Share prices of China’s Ping An Insurance slumped on March 22 after the conglomerate reported a net loss of more than USD 2.5 billion in 2023 in its asset management business, swinging from profit the year before, as the sector is hit by volatility in the Hong Kong and Chinese stock markets.
The red ink sheds light into ongoing investor concerns as the major private insurer adjusts future investment return assumptions downward, citing the need for a more cautious approach.
Ping An’s asset management business includes trust, securities, financial leasing and fund management. The segment recorded a net loss of RMB 19.6 billion (USD 2.7 billion) in 2023, compared to a net profit of RMB 3.8 billion (USD 523.2 million) in 2022. It’s also the first time the segment, which manages a total of RMB 7 trillion (USD 963.9 billion) in assets, recorded a net loss since comparable data from 2016, according to consolidated financial results.
“Affected by the macroeconomic environment, some assets came under pressure due to rising credit risks and volatile capital markets in 2023,” according to the results released late Thursday. The net loss dragged down Ping An’s overall net profit attributable to shareholders, which fell more than 22% to RMB 85.7 billion (USD 11.8 billion) in 2023 from RMB 111 billion (USD 15.2 billion) in 2022.
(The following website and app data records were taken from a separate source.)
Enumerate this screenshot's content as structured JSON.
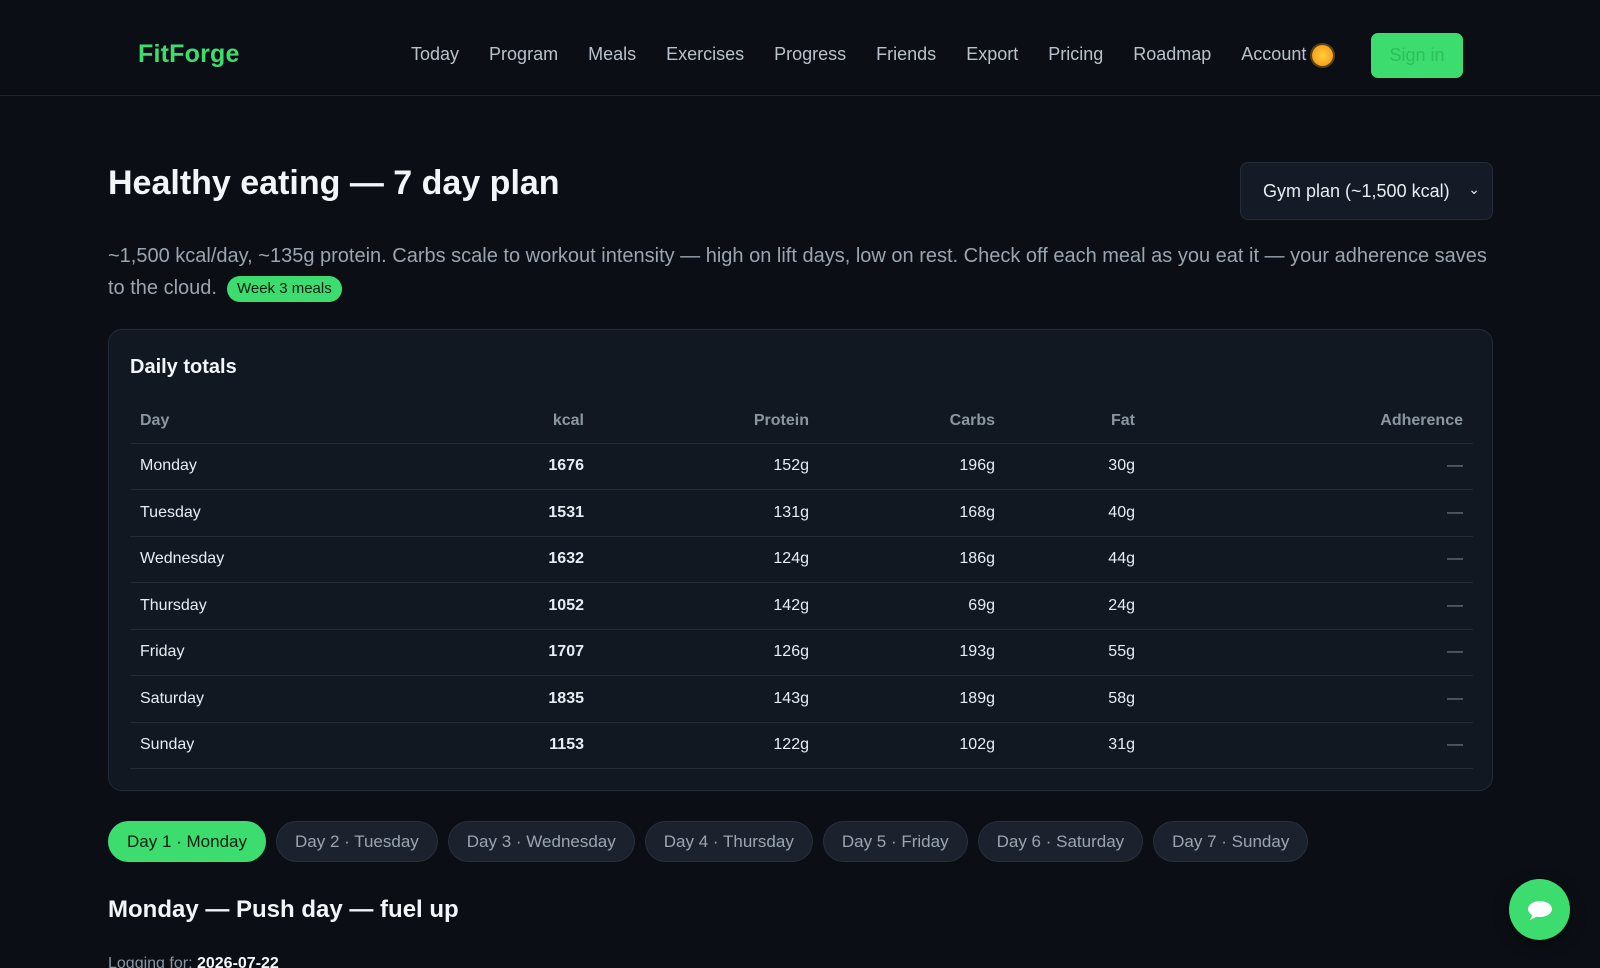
{
  "header": {
    "brand": "FitForge",
    "nav": [
      "Today",
      "Program",
      "Meals",
      "Exercises",
      "Progress",
      "Friends",
      "Export",
      "Pricing",
      "Roadmap",
      "Account"
    ],
    "theme_icon": "sun-icon",
    "signin_label": "Sign in",
    "accent_color": "#3ddc6f"
  },
  "page": {
    "title": "Healthy eating — 7 day plan",
    "plan_select_value": "Gym plan (~1,500 kcal)",
    "intro": "~1,500 kcal/day, ~135g protein. Carbs scale to workout intensity — high on lift days, low on rest. Check off each meal as you eat it — your adherence saves to the cloud.",
    "badge": "Week 3 meals"
  },
  "totals": {
    "title": "Daily totals",
    "columns": [
      "Day",
      "kcal",
      "Protein",
      "Carbs",
      "Fat",
      "Adherence"
    ],
    "rows": [
      [
        "Monday",
        "1676",
        "152g",
        "196g",
        "30g",
        "—"
      ],
      [
        "Tuesday",
        "1531",
        "131g",
        "168g",
        "40g",
        "—"
      ],
      [
        "Wednesday",
        "1632",
        "124g",
        "186g",
        "44g",
        "—"
      ],
      [
        "Thursday",
        "1052",
        "142g",
        "69g",
        "24g",
        "—"
      ],
      [
        "Friday",
        "1707",
        "126g",
        "193g",
        "55g",
        "—"
      ],
      [
        "Saturday",
        "1835",
        "143g",
        "189g",
        "58g",
        "—"
      ],
      [
        "Sunday",
        "1153",
        "122g",
        "102g",
        "31g",
        "—"
      ]
    ]
  },
  "day_tabs": [
    "Day 1 · Monday",
    "Day 2 · Tuesday",
    "Day 3 · Wednesday",
    "Day 4 · Thursday",
    "Day 5 · Friday",
    "Day 6 · Saturday",
    "Day 7 · Sunday"
  ],
  "active_day_index": 0,
  "day": {
    "heading": "Monday — Push day — fuel up",
    "logging_label": "Logging for:",
    "logging_date": "2026-07-22"
  },
  "chat_icon": "chat-bubble-icon"
}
Market volatility in Hong Kong and mainland Chinese stocks as well as provisions made to “certain projects” resulted in the net loss in the asset management sector, Rebecca Fu, senior vice president, told a news briefing about the results in Hong Kong on Friday.
“Market declines and volatility [in China and Hong Kong] have brought a relatively big impact to the whole finance industry, including the insurers,” Fu said.
When asked by Nikkei Asia if provisions included holdings by Ping An Asset Management in Country Garden Holdings, a top Chinese private developer facing a liquidation petition by an offshore creditor in Hong Kong, Fu said it is not due to any single project.
“We conducted an impairment test of our existing assets, and made some provision in the fourth quarter,” she said. “We believe this act is to improve the quality of our balance sheet, not due to one or two projects, including the project mentioned [Country Garden].” She added that the group’s total exposure to Country Garden is “very small.”
Ping An Asset Management, on August 11 last year, sold stakes in Country Garden that brought its holding in the developer down to 4.99%. The developer’s stock price has since dropped by more than 45%.
Hong Kong shares of Ping An fell as much as 6.7% on the morning of March 22 before paring losses in the afternoon to close at HKD 33.5 (USD 4.2), down 5.8%. Its Shanghai-listed shares, which are denominated in RMB, closed 3.5% lower at RMB 40.56 (USD 5.6). Hong Kong’s Hang Seng Index, meanwhile, dropped more than 2% while Shanghai’s CSI 300 closed 1% lower for the day.
“A single day’s stock price drop doesn’t reflect our fundamentals, the stock price is undervalued,” Fu said. “We think the stock price decline is in a completely different direction from our fundamentals.”